Because I am against the death penalty, I had struggled with the question of what to do with the perpetrators of evil and their innumerable accomplices. I cannot elaborate here at length on how, over my lifetime, I have tried to solve this dilemma. My play, Purgatorio, which I think has never been staged in Iran, asks that question as a sort of sequel to Death and the Maiden, exploring how to atone for terrible crimes. And in The Compensation Bureau, a sci-fi novella about to be published, I create a whole universe devoted to these problems. But despite all my efforts over the years, I cannot say I have a simple answer to offer. It is, as you mentioned, a moral question but also a political one, the answer to which has to be contingent on the historical context. One thing I can say, though, is that one should be very careful not to confuse justice with revenge. In human minds the two have become closely – and perversely – related. But they are not the same thing.

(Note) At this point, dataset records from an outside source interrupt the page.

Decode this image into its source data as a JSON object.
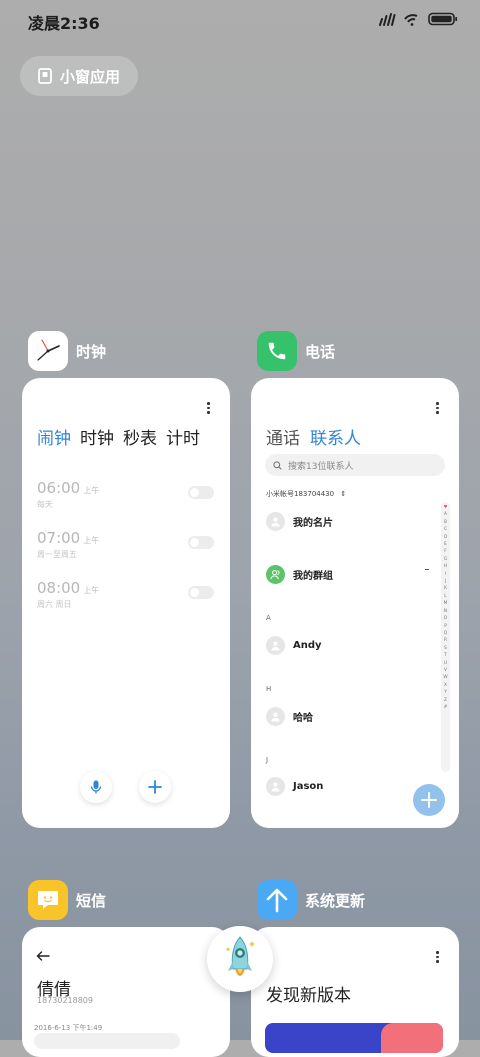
{
  "status_bar": {
    "time": "凌晨2:36"
  },
  "small_window_button": {
    "label": "小窗应用"
  },
  "apps": {
    "clock": {
      "name": "时钟",
      "tabs": [
        "闹钟",
        "时钟",
        "秒表",
        "计时"
      ],
      "active_tab": 0,
      "alarms": [
        {
          "time": "06:00",
          "ampm": "上午",
          "days": "每天",
          "enabled": false
        },
        {
          "time": "07:00",
          "ampm": "上午",
          "days": "周一至周五",
          "enabled": false
        },
        {
          "time": "08:00",
          "ampm": "上午",
          "days": "周六 周日",
          "enabled": false
        }
      ]
    },
    "phone": {
      "name": "电话",
      "tabs": [
        "通话",
        "联系人"
      ],
      "active_tab": 1,
      "search_placeholder": "搜索13位联系人",
      "account": "小米帐号183704430",
      "my_card": "我的名片",
      "my_groups": "我的群组",
      "sections": [
        {
          "letter": "A",
          "contacts": [
            "Andy"
          ]
        },
        {
          "letter": "H",
          "contacts": [
            "哈哈"
          ]
        },
        {
          "letter": "J",
          "contacts": [
            "Jason"
          ]
        }
      ],
      "index_letters": [
        "♥",
        "A",
        "B",
        "C",
        "D",
        "E",
        "F",
        "G",
        "H",
        "I",
        "J",
        "K",
        "L",
        "M",
        "N",
        "O",
        "P",
        "Q",
        "R",
        "S",
        "T",
        "U",
        "V",
        "W",
        "X",
        "Y",
        "Z",
        "#"
      ]
    },
    "sms": {
      "name": "短信",
      "contact_name": "倩倩",
      "contact_number": "18730218809",
      "message_date": "2016-6-13 下午1:49"
    },
    "update": {
      "name": "系统更新",
      "title": "发现新版本"
    }
  },
  "colors": {
    "accent_blue": "#2e86d8",
    "phone_green": "#36c26a",
    "sms_yellow": "#f8c42a",
    "update_blue": "#49a9f4"
  }
}
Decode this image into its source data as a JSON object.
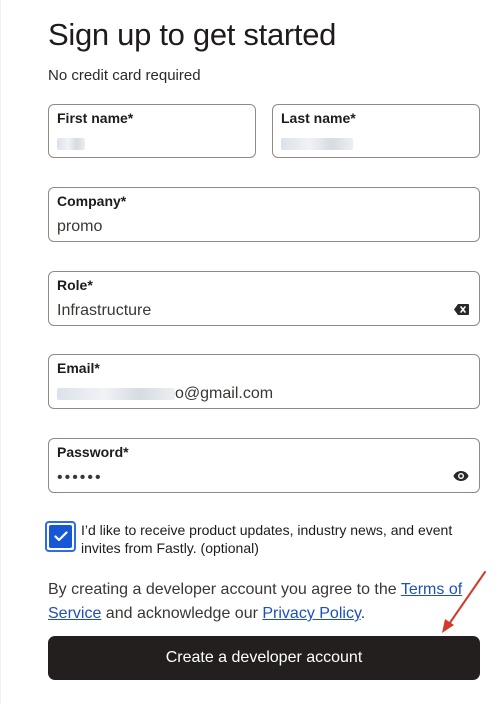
{
  "header": {
    "title": "Sign up to get started",
    "subtitle": "No credit card required"
  },
  "form": {
    "first_name": {
      "label": "First name*",
      "value": ""
    },
    "last_name": {
      "label": "Last name*",
      "value": ""
    },
    "company": {
      "label": "Company*",
      "value": "promo"
    },
    "role": {
      "label": "Role*",
      "value": "Infrastructure"
    },
    "email": {
      "label": "Email*",
      "value_visible": "o@gmail.com"
    },
    "password": {
      "label": "Password*",
      "value": "••••••"
    }
  },
  "consent": {
    "checked": true,
    "text": "I’d like to receive product updates, industry news, and event invites from Fastly. (optional)"
  },
  "legal": {
    "prefix": "By creating a developer account you agree to the ",
    "terms_link": "Terms of Service",
    "middle": " and acknowledge our ",
    "privacy_link": "Privacy Policy",
    "suffix": "."
  },
  "cta": {
    "label": "Create a developer account"
  },
  "colors": {
    "button_bg": "#231f1e",
    "checkbox_blue": "#1557d6",
    "link_blue": "#1d4fbf",
    "annotation_red": "#d33a2c"
  }
}
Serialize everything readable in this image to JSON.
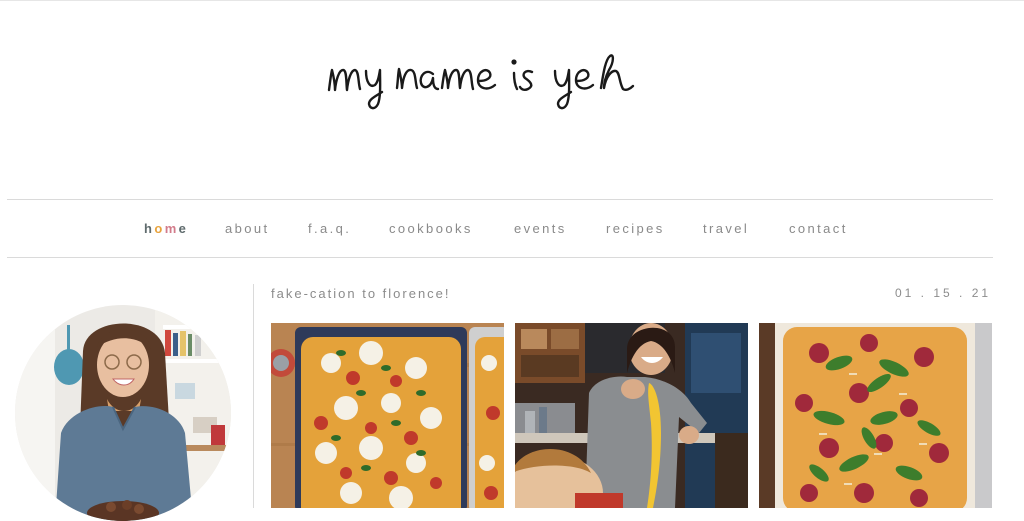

Getting back to your work, how could one turn hopelessness to beauty as you do with your work? How can one build a lasting monument on – and from– suffering and injustice? Could we say that central to many of your works is ‘pain’, ‘trauma’, ‘fear’ and the struggle to overcome their paralyzing effect? If so, could we describe your writing as your struggle? For you cannot not have been traumatized by the images you put to words.
I did not choose the pain and sorrow that have marked my life, nor to live under dictatorship. I can choose – and did – to make those experiences significant by shaping them into words so that by the very act of communicating we defeat the trauma and, most of all, defeat solitude and oblivion, those twin brothers of death.
Oblivion reminds me of another concept central to your work: memory – which seems to be closely related to pain and trauma? Could there be relief while you remember?
Memory is the bedrock of our identity, and therefore an inevitable site of struggle. But beware of being captured by the past, imprisoned there. Memory, personal and collective, needs to be a road to the future.
My last question is on another major theme not just in your works, but in your life: exile –and home. You chose to live in Chile instead of your birthplace, Argentina. But when you returned from exile, it was home no more. Or maybe it was, but not the only one. How would you define home? What does it take to make exile home?
I have written about this extensively in my two memoirs – Heading South, Looking North and Feeding on Dreams – and I cannot summarize here what it took many years and hundreds of pages to understand. But I have come to embrace my hybrid, bilingual, pluricultural existence, perhaps because I have been fortunate to find a home in my literature and stability and permanence in Angélica, my wife for over fifty-five years. The word for home in Spanish is “hogar” which comes from the same origin as “fuego”, the fire. So, my home is where my heart is on fire with love – a phrase that, perhaps, may resonate with readers of poetry written in Farsi.